ORDERED that the appeal from the order of commitment is dismissed as academic, without costs or disbursements, as the period of incarceration has expired (see Matter of Smith v Jeffers, 110 AD3d 904); and it is further,
ORDERED that the order of disposition is affirmed, without costs or disbursements; and it is further,
ORDERED that the order directing entry of a money judgment is affirmed, without costs or disbursements.
The mother commenced this proceeding to enforce an order of the Family Court, Orange County, dated April 24, 2007, which required the father to pay $60 per week in child support. The petition alleged that as of January 28, 2015, the arrears amounted to the sum of $143,542.52. At the time of the commencement of the proceeding, the mother was living in Port Jervis, New York, and the father was living in Pennsylvania. During the pendency of the proceeding, the mother moved to Arizona. Upon direction of the court, the mother had the child support order registered in Pennsylvania. The Pennsylvania court modified the order, reducing the amount of the arrears, and altering the payment terms.
After a hearing, the Family Court, Orange County, found that the father willfully violated the April 24, 2007, order of support. The court further found that it had jurisdiction to enforce its own order and continued the father's obligation to pay $60 a week towards arrears in the sum of $148,813.05. The court also directed entry of a money judgment for the amount of arrears [*2]not previously reduced to a judgment and ordered the father be committed to the Orange County Jail for 30 days or until he paid $5,000 to purge himself of his contempt. The father appeals.
The father argues that the Family Court erred in enforcing the April 24, 2007, order of support, because that order had been registered in and modified by the Pennsylvania court. However, neither of the parties sought a modification of the April 24, 2007, order of support. The mother merely registered that order in Pennsylvania, as directed, for the purpose of enforcement.

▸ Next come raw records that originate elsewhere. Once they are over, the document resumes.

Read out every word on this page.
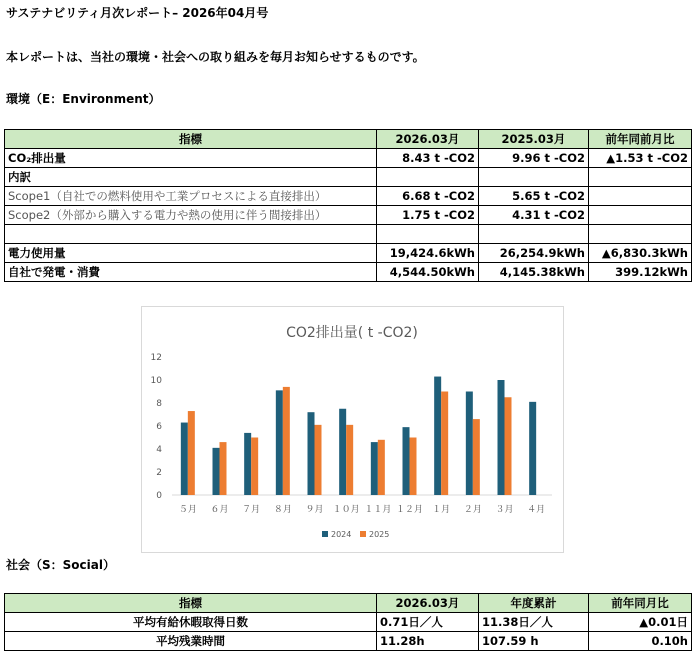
サステナビリティ月次レポート– 2026年04月号
本レポートは、当社の環境・社会への取り組みを毎月お知らせするものです。
環境（E：Environment）
指標	2026.03月	2025.03月	前年同前月比
CO₂排出量	8.43 t -CO2	9.96 t -CO2	▲1.53 t -CO2
内訳			
Scope1（自社での燃料使用や工業プロセスによる直接排出）	6.68 t -CO2	5.65 t -CO2	
Scope2（外部から購入する電力や熱の使用に伴う間接排出）	1.75 t -CO2	4.31 t -CO2	

電力使用量	19,424.6kWh	26,254.9kWh	▲6,830.3kWh
自社で発電・消費	4,544.50kWh	4,145.38kWh	399.12kWh
CO2排出量( t -CO2)
0
2
4
6
8
10
12
５月 ６月 ７月 ８月 ９月 １０月 １１月 １２月 １月 ２月 ３月 ４月
2024 2025
社会（S：Social）
指標	2026.03月	年度累計	前年同月比
平均有給休暇取得日数	0.71日／人	11.38日／人	▲0.01日
平均残業時間	11.28h	107.59 h	0.10h
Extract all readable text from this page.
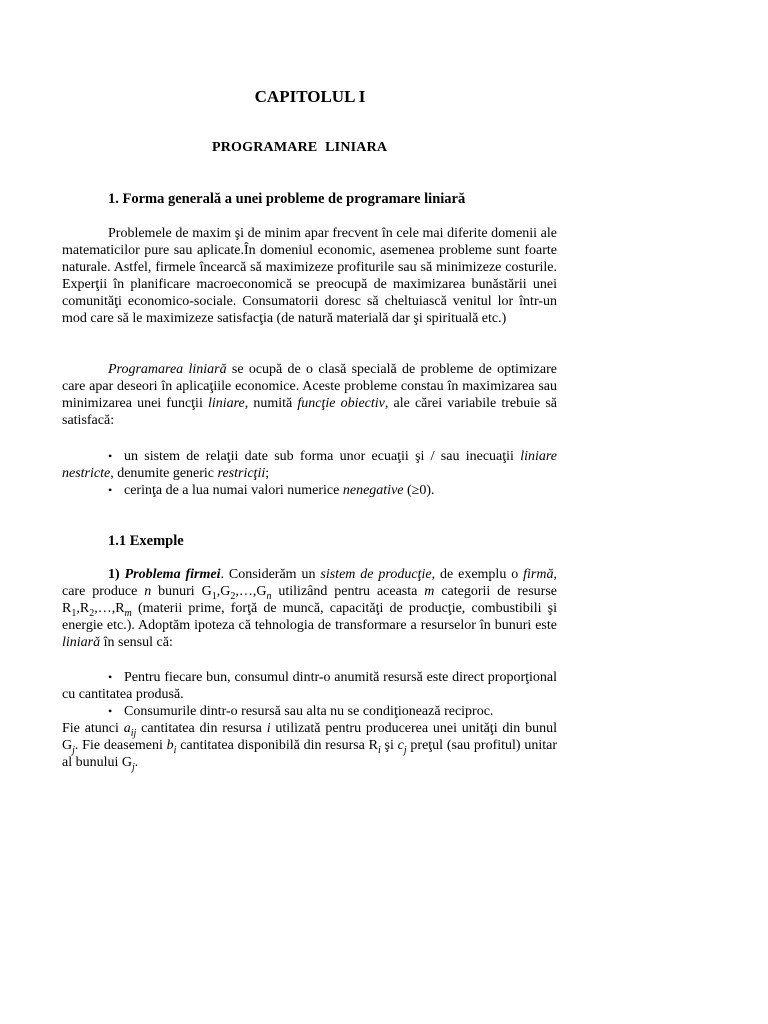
CAPITOLUL I
PROGRAMARE LINIARA
1. Forma generală a unei probleme de programare liniară

Problemele de maxim şi de minim apar frecvent în cele mai diferite domenii ale matematicilor pure sau aplicate.În domeniul economic, asemenea probleme sunt foarte naturale. Astfel, firmele încearcă să maximizeze profiturile sau să minimizeze costurile. Experţii în planificare macroeconomică se preocupă de maximizarea bunăstării unei comunităţi economico-sociale. Consumatorii doresc să cheltuiască venitul lor într-un mod care să le maximizeze satisfacţia (de natură materială dar şi spirituală etc.)

Programarea liniară se ocupă de o clasă specială de probleme de optimizare care apar deseori în aplicaţiile economice. Aceste probleme constau în maximizarea sau minimizarea unei funcţii liniare, numită funcţie obiectiv, ale cărei variabile trebuie să satisfacă:

• un sistem de relaţii date sub forma unor ecuaţii şi / sau inecuaţii liniare nestricte, denumite generic restricţii;
• cerinţa de a lua numai valori numerice nenegative (≥0).
1.1 Exemple

1) Problema firmei. Considerăm un sistem de producţie, de exemplu o firmă, care produce n bunuri $G_1,G_2,\dots,G_n$ utilizând pentru aceasta m categorii de resurse $R_1,R_2,\dots,R_m$ (materii prime, forţă de muncă, capacităţi de producţie, combustibili şi energie etc.). Adoptăm ipoteza că tehnologia de transformare a resurselor în bunuri este liniară în sensul că:

• Pentru fiecare bun, consumul dintr-o anumită resursă este direct proporţional cu cantitatea produsă.
• Consumurile dintr-o resursă sau alta nu se condiţionează reciproc.

Fie atunci $a_{ij}$ cantitatea din resursa i utilizată pentru producerea unei unităţi din bunul $G_j$. Fie deasemeni $b_i$ cantitatea disponibilă din resursa $R_i$ şi $c_j$ preţul (sau profitul) unitar al bunului $G_j$.
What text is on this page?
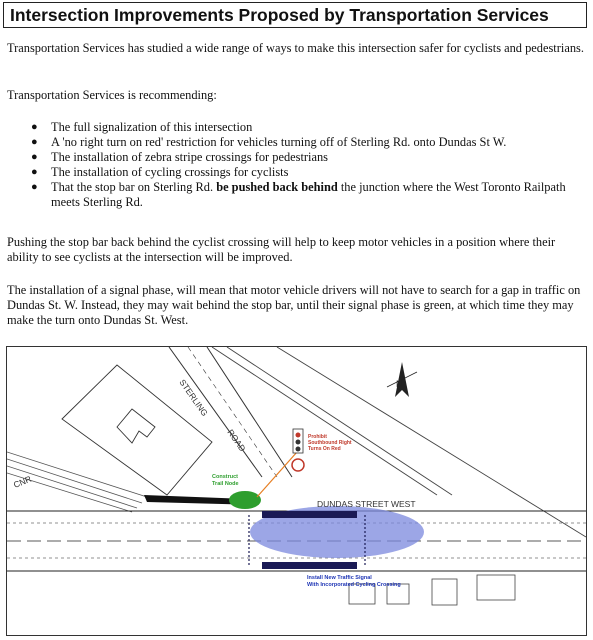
Intersection Improvements Proposed by Transportation Services

Transportation Services has studied a wide range of ways to make this intersection safer for cyclists and pedestrians.

Transportation Services is recommending:

● The full signalization of this intersection
● A 'no right turn on red' restriction for vehicles turning off of Sterling Rd. onto Dundas St W.
● The installation of zebra stripe crossings for pedestrians
● The installation of cycling crossings for cyclists
● That the stop bar on Sterling Rd. be pushed back behind the junction where the West Toronto Railpath meets Sterling Rd.

Pushing the stop bar back behind the cyclist crossing will help to keep motor vehicles in a position where their ability to see cyclists at the intersection will be improved.

The installation of a signal phase, will mean that motor vehicle drivers will not have to search for a gap in traffic on Dundas St. W. Instead, they may wait behind the stop bar, until their signal phase is green, at which time they may make the turn onto Dundas St. West.

N
STERLING
ROAD
DUNDAS STREET WEST
CNR	Construct
Trail Node
Prohibit
Southbound Right
Turns On Red
Install New Traffic Signal
With Incorporated Cycling Crossing
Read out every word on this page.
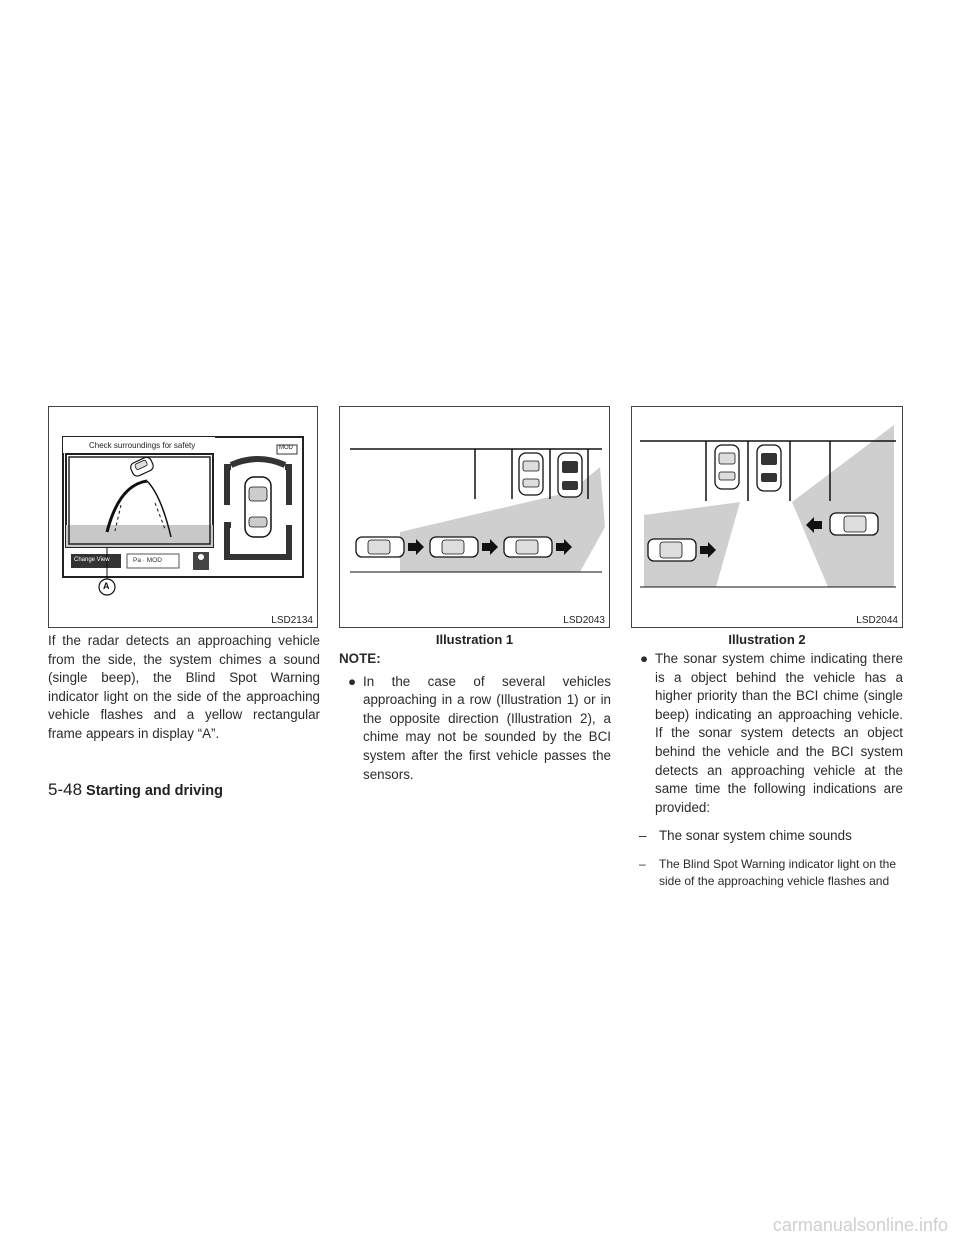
Check surroundings for safety	MOD
Change View	Pa · MOD
A
LSD2134	LSD2043	LSD2044
Illustration 1	Illustration 2
If the radar detects an approaching vehicle from the side, the system chimes a sound (single beep), the Blind Spot Warning indicator light on the side of the approaching vehicle flashes and a yellow rectangular frame appears in display “A”.
NOTE:
● In the case of several vehicles approaching in a row (Illustration 1) or in the opposite direction (Illustration 2), a chime may not be sounded by the BCI system after the first vehicle passes the sensors.
● The sonar system chime indicating there is a object behind the vehicle has a higher priority than the BCI chime (single beep) indicating an approaching vehicle. If the sonar system detects an object behind the vehicle and the BCI system detects an approaching vehicle at the same time the following indications are provided:
– The sonar system chime sounds
– The Blind Spot Warning indicator light on the side of the approaching vehicle flashes and
5-48 Starting and driving
carmanualsonline.info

It is undisputed that the April 24, 2007, order of support is the original child support order and, therefore, New York is the issuing state. "[A] state may modify the issuing state's order of child support only when the issuing state has lost continuing, exclusive jurisdiction" (Matter of Spencer v Spencer, 10 NY3d 60, 66; see Matter of Daknis v Burns, 278 AD2d 641). The record does not support the father's contention that New York lost its continuing, exclusive jurisdiction over the April 24, 2007, order of support since it is unclear when the mother moved to Arizona or whether either of the children reside in New York (see Family Ct Act § 580-205[a]; Matter of Bowman v Bowman, 82 AD3d 144).
Moreover, even if both parties and the children no longer resided in New York, the Family Court was not divested of jurisdiction to enforce its own order of support (see Matter of Ortiz-Schwoerer v Schwoerer, 128 AD3d 828; Matter of Parenzan v Parenzan, 285 AD2d 59, 64).
The father's remaining contentions are without merit.
Accordingly, the Family Court properly granted the petition for enforcement of the April 24, 2007, order of support.
LEVENTHAL, J.P., HALL, HINDS-RADIX and BRATHWAITE NELSON, JJ., concur.